どうやらガンプラバトルを行うようだ。待っていたとばかりにショウゴも血気盛んに行くぞ、ゴラァとリョウコの後に続く。
「先程バトルが終わったばかりなのに、まさかの連戦ッ!」
「うおッ」
仕方ないと椅子から立って、ユイ達と共にバトルルームへ向かおうとしたアラタだったが、不意に現れたマイク越しに喋るリンコに身を震わせる。

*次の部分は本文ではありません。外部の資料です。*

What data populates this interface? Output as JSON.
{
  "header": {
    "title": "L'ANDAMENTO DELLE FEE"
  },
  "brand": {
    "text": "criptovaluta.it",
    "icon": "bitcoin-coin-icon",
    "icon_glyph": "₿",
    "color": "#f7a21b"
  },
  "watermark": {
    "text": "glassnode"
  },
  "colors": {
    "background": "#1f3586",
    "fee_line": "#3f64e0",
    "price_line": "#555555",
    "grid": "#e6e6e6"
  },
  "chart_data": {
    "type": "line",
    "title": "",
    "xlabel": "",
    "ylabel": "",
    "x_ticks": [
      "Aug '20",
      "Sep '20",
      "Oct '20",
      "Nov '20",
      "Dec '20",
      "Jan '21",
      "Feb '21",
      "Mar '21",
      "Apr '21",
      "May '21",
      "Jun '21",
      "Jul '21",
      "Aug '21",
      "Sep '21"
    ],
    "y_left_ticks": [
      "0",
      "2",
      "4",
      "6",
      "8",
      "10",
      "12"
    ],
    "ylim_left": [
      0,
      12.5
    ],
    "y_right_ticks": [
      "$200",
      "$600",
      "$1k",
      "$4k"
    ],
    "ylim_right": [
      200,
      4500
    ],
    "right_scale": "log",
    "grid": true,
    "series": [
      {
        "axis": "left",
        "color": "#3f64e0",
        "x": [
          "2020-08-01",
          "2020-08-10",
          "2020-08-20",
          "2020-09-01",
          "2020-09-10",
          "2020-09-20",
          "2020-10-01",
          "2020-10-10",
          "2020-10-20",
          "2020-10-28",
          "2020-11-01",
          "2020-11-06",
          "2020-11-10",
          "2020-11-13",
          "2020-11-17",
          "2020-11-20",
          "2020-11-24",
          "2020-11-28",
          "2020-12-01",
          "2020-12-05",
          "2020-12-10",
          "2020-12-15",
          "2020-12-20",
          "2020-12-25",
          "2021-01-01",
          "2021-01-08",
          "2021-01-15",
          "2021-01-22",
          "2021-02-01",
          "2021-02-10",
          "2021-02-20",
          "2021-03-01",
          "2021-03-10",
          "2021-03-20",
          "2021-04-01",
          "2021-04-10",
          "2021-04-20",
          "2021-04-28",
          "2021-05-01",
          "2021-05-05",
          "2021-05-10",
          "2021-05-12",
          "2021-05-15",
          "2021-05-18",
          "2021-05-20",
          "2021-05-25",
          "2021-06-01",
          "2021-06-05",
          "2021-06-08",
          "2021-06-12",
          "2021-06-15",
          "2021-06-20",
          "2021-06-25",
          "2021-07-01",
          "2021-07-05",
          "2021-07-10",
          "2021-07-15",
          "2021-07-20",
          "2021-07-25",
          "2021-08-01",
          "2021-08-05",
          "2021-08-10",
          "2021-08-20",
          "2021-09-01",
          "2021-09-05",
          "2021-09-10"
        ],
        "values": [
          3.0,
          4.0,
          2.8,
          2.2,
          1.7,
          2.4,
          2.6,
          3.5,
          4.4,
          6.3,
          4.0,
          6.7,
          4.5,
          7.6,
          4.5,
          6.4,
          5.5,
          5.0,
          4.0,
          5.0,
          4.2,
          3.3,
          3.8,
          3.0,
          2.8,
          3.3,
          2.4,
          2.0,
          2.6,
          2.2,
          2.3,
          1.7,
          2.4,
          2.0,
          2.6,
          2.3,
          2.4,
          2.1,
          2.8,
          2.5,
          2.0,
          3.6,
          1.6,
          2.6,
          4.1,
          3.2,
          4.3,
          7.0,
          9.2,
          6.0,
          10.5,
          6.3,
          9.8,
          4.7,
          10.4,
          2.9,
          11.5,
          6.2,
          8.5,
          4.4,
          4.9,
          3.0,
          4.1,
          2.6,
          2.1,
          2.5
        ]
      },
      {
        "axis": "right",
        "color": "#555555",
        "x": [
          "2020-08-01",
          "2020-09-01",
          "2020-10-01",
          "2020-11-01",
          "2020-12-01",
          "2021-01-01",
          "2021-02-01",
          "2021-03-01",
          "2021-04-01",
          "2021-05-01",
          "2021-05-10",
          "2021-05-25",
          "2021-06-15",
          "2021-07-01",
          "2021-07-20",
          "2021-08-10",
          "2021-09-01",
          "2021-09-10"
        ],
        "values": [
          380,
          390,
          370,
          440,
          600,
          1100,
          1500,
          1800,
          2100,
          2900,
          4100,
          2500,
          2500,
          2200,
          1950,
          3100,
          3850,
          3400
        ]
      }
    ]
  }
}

「ここに再度、レジスタンスチームとラプラスの盾の戦いの火蓋が切って落とされようとしています! ミカグラ・ユイの前に立ちふさがるは、かつての生徒会のメンバーでもあるラプラスの盾のリーダー、オオトリ・リョウコ!」
「……本当に神出鬼没なんすね」
「さぁーッ! この因縁のバトルの結末やいかに!? それではガンプラバトル、レディーーッ! ゴォーーーッ!!」
よくもまあ、そこまで口が回るものだと思いながらも、放送部による実況付きで再びガンプラバトルの火蓋が切って落とされるのであった。